Nation of Language müssen immer noch ein wenig an ihrem Bühnen-Charisma arbeiten, überzeugen aber mit der Qualität ihrer ergreifenden Synth-Pop-Songs und der offensichtlich erkennbaren Freundschaft innerhalb der Band. „We say it all the time in Germany: Thanks for inventing the music we make“, sagt Sänger Ian Richard Devaney an einer Stelle und man wünscht sich kurz und heftig eine Welt herbei, in der auch die deutschen Kartoffeln Can und Kraftwerk abfeiern und nicht Rammstein und Scooter. Auf der Hautbühne sorgen Balming Tiger aus Südkorea für Bewegung mit einer Musik, die sie selbst Alternative-K-Pop nennen. Mit dem aktuellen K-Pop-Hype hat ihr Genre-Hybrid zwar wenig zu tun, aber immerhin haben sie ein Feature von BTS-Bandleader RM – und es ist gut und wichtig, dass auch die Indie-Szene Südkoreas mal Aufmerksamkeit bekommt und nicht immer von den großen Export-Zugpferden von BTS und Stray Kids bis Blackpink und New Jeans überstrahlt wird.
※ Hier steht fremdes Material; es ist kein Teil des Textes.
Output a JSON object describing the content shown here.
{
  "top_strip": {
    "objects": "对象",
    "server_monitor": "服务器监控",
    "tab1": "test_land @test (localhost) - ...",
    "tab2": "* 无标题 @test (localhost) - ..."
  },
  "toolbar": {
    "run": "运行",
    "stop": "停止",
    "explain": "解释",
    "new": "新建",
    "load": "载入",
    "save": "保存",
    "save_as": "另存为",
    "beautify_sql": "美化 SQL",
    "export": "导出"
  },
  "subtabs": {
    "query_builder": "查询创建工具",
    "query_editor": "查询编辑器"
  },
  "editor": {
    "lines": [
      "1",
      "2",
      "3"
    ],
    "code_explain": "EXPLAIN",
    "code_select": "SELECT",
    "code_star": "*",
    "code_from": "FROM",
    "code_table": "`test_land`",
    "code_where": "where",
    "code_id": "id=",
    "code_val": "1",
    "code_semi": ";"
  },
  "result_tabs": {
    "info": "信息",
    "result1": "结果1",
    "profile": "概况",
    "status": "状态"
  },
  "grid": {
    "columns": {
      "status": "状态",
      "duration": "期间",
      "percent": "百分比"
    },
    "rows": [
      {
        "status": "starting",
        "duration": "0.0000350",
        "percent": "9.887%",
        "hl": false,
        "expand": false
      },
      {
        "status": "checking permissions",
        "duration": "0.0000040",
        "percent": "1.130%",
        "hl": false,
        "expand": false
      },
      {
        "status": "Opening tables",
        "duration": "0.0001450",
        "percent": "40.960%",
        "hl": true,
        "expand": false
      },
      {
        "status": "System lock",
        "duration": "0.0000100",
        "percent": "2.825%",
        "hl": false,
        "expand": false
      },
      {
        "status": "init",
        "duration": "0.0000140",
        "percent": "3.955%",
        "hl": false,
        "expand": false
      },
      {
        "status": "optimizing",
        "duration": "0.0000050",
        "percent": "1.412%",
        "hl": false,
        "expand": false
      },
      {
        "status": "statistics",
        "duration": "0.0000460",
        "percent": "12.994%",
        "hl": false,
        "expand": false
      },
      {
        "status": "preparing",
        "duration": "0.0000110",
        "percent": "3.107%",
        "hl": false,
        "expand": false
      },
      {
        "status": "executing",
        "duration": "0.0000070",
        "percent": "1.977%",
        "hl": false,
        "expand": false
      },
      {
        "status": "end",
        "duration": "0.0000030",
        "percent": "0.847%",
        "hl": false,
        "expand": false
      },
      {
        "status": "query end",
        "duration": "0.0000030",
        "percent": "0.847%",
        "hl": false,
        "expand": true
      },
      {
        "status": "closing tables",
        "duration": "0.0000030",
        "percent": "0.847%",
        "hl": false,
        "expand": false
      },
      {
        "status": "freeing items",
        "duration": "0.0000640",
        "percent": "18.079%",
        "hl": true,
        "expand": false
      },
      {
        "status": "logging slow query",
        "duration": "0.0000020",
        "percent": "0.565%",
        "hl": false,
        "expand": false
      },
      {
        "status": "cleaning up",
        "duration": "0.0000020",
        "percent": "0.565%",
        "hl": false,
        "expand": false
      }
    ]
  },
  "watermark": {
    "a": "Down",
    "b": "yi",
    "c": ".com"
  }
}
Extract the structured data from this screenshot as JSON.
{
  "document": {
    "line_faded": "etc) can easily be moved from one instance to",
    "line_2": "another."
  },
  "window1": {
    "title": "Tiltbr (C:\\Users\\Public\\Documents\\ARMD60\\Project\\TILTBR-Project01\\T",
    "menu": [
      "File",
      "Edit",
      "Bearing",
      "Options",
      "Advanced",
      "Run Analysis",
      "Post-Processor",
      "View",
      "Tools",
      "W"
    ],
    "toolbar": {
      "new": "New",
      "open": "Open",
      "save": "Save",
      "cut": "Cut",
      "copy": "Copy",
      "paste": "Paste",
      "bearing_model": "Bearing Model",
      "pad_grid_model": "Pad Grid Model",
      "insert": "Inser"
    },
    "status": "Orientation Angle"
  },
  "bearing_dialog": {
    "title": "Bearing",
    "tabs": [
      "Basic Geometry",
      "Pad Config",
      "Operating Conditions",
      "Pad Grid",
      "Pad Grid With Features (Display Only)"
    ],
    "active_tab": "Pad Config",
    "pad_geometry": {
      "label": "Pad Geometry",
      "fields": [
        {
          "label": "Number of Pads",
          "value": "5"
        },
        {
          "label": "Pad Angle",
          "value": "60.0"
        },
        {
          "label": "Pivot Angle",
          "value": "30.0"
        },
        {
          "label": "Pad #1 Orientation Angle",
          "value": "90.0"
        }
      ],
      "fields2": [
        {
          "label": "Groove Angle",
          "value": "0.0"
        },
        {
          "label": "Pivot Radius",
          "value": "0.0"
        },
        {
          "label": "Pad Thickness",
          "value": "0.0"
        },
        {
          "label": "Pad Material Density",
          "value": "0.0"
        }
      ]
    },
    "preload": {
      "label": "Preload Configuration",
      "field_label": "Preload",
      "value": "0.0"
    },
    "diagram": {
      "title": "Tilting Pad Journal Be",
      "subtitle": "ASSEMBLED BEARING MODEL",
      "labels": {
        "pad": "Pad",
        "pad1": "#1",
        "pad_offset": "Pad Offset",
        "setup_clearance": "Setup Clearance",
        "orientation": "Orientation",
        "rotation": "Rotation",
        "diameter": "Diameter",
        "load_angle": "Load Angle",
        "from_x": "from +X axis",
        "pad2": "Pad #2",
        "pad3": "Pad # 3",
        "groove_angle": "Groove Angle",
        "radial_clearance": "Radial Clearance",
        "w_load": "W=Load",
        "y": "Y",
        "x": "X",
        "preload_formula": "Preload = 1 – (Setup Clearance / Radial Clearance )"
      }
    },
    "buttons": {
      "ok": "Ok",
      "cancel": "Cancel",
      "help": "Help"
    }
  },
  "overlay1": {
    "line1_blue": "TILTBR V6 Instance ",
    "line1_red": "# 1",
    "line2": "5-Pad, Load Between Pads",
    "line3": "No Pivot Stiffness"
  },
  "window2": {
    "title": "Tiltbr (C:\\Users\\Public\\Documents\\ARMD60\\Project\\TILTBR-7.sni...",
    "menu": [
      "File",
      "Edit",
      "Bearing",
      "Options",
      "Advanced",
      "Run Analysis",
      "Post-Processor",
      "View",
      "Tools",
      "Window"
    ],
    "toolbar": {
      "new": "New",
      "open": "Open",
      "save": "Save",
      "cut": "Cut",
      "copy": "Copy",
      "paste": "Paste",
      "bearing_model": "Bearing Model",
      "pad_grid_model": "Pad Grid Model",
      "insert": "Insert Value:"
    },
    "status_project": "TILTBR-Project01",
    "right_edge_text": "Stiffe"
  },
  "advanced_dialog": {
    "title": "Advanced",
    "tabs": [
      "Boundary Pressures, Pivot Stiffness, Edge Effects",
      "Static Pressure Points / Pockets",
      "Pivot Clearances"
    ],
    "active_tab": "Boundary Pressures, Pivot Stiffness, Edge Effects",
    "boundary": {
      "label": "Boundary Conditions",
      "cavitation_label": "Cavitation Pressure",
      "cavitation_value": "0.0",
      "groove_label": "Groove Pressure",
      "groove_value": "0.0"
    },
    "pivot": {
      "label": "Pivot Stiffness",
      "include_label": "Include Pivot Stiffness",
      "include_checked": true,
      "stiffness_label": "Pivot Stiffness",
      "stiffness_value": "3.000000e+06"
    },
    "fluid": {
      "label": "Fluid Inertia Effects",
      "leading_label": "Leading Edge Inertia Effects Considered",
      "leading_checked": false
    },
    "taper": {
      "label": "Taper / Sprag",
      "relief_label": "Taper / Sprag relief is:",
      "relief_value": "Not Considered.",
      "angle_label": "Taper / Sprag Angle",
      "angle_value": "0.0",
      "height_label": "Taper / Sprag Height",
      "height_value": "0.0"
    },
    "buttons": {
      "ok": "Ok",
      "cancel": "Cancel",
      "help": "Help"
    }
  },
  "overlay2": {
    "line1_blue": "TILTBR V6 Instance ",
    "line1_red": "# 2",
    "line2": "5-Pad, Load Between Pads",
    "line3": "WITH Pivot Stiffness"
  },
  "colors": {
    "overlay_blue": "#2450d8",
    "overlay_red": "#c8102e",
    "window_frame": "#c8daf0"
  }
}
Mit Tom Odell, der leider zu wenig von seinen schönen Pianoliedern des letzten Albums spielt, und Leoniden sorgt das Haldern-Booking dann mal für ein wenig Crowdpleasing im besten Sinne, bevor Hamish Hawk (der wenig aussieht wie Schottlands junger Marius Müller-Westernhagen) mit seinem Divine-Comedy-haften Songwriter-Pop und Panic Shack mit ihrem feministischen Punk das Spiegelzelt abschließen.

Haldern Pop 2023

Der Freitag: depressive Messen und die typische Haldern-Grätsche

Am Freitag leider verpasst, aber von vielen für sehr gut befunden: Lie Ning, der die Haldern Kirche mit queeren, utopischen Vibes erfüllte. Was für ein Sänger! Was für ein Typ! Am Nachmittag bat dann Tristan Brusch zur Messe, der große Freude daran hatte, vor dem Altar, von Suff, Depression, Mord und leichter Liebe zu singen. Sowieso einer der besten deutschsprachigen Songwriter unserer Zeit, sorgte er auch für die ehrlichste und schönste Ansage des Wochenendes: „Ich habe auch ein paar tröstliche Songs, aber mir geht es gerade einfach zu gut. Deshalb kann ich all meine traurigen Stücke spielen und euch zu Tode deprimieren.“ Danke dafür, Tristan! „Am Herz vorbei“, „Am Rest“, „Oh Lord“ und „Baggersee“ waren so ergreifend, dass wir dir glatt verzeihen, dass du nicht „2006“ und „Zwei Wunder am Tag“ gespielt hast – die hätten dann aber vielleicht auch dich doch zu Tode deprimiert.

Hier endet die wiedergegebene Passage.